Thursday, May 23, 2024

Vinéraire Part 1

 Pseudognaphalium Obsusifolium

        I had never lived in the country before my wedding day in summer 2006 when I moved permanently out to the Prairie des Femmes. We picked a spot about ten acres back in an overgrown sweet potato field for our house because it was nearest to the only cypress tree in the tree line. The prairie was like the wild bush to me, a city girl from the Chataignier side of Ville Platte.

    The fields of my new home were full of wildflowers. I couldn't decide which season had more, the spring or the Louisiana autumn, which is like a second spring and showier. Thanks to Louisiana’s mild winters we are rarely if ever without access to some flower and I learned them all. 


     There was blue vervain and goldenrod, white boneset and blue mist flower. There were low plants like the common rabbit tobacco (purple cudweed), healing plantain, aromatics like the sassafras, bay laurel, and anise farouche that I loved to pick and smell on our walks.

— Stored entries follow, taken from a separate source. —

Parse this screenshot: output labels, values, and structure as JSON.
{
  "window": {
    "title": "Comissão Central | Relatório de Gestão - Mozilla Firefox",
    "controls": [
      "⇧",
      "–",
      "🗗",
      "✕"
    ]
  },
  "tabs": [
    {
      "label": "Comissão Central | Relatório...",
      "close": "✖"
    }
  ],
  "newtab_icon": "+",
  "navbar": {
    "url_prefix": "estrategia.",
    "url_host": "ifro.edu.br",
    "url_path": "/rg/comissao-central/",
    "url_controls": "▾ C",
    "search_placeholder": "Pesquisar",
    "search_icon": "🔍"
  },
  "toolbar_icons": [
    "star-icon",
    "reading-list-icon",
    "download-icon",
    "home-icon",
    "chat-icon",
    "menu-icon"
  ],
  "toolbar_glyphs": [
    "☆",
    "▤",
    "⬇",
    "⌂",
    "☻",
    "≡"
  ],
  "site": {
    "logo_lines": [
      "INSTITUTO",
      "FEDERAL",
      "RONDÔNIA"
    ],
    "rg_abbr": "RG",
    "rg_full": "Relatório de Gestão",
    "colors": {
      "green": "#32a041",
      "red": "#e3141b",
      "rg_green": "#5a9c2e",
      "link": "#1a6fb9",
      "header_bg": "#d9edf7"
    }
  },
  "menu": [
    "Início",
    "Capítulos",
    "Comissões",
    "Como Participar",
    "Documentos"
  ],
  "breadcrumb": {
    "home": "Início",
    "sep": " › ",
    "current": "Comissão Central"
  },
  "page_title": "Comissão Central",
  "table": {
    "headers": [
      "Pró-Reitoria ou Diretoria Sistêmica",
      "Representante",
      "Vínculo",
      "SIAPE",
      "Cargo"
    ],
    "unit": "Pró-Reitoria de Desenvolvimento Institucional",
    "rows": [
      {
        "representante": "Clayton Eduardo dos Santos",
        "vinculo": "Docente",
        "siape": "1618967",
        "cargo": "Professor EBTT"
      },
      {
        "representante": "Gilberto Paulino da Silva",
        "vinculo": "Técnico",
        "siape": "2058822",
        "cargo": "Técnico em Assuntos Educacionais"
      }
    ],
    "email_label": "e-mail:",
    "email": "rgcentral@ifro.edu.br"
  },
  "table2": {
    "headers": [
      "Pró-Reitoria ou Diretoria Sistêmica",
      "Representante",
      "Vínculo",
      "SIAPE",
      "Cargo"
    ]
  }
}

There were bitter bushes like the medicinal manglier for tea and wax myrtle for dark green winter bouquets and to render balsam-scented wax from their dusty berries. There were wild edibles such as the dandelion, thistle, dewberry, blackberry, mulberry and black cherry for cherry bounce. We planted one thousand native trees, cedar, cypress, copal, persimmon, live oak and pecan in a ring around the property. It protected our little prairie and not only created habitat, but also a buffer at the edges. Over the years due to this care, the back pasture feels like a dome in the way it echos sound and memory.


    In the yard we grow fig, orange, satsuma, lemon, plum and peach trees. There is a large elderberry that has volunteered after my foraging, and she shades our porch and gives us medicine twice a year in reciprocity for keeping her feet wet. One day I remember seeing that the medicinal plants were pushing their way thorough and over every crack in our shabby fence, and how we let them in. Honeysuckle and peppervine, vermilion irises, morning glory, trumpet flower, chaspareille, and dewberry all grow along a fence line, the leaves and tendrils waving wildly. There were plants who introduced themselves through sight and some through scent.The more I listened the more the plants spoke to me, usually by smell.


    I knew the bounty of this place, despite that it had been an overworked sweet potato field left to go fallow. The more I honored the land, the more the plants grew. The more I listened, the more I heard. Louis talked to the trees, admiring them and willing their growth. He taught me the patterns and I learned to admire them as he did. The more edge and diversity we allowed, the more birds came to our land. I remember the day a painted bunting came and stayed, coming back to roost every summer and teaching me its call, flight patterns, charms. I could differentiate bird songs, identify trees and their patterns against the sky. I can tell you where in the prairie the old homesteads were by the irises and narcissus that push up in the early spring, by the wisteria that hangs wildly to the canopy, leaving violet trails through the dark wood. The more I watched the moon, ritualized the seasons, listened to the coyotes, collected rain water, learned the names, the more I could hear myself. Unknown instincts and memories told me to give offerings and return all fertility to the earth. In the silence of the place I could hear, and the ancestors of this  land knew I was trying my best to steward it and honor their memory. This, too, made the land flourish.


      During my walks in the afternoon there were patches of still warm and cool air and in this way, caught in the stillness, a smell like herbal maple syrup. I let my nose investigate and after some days of discernment, I found the unassuming little plant, life everlasting, known in Louisiana as vinéraire.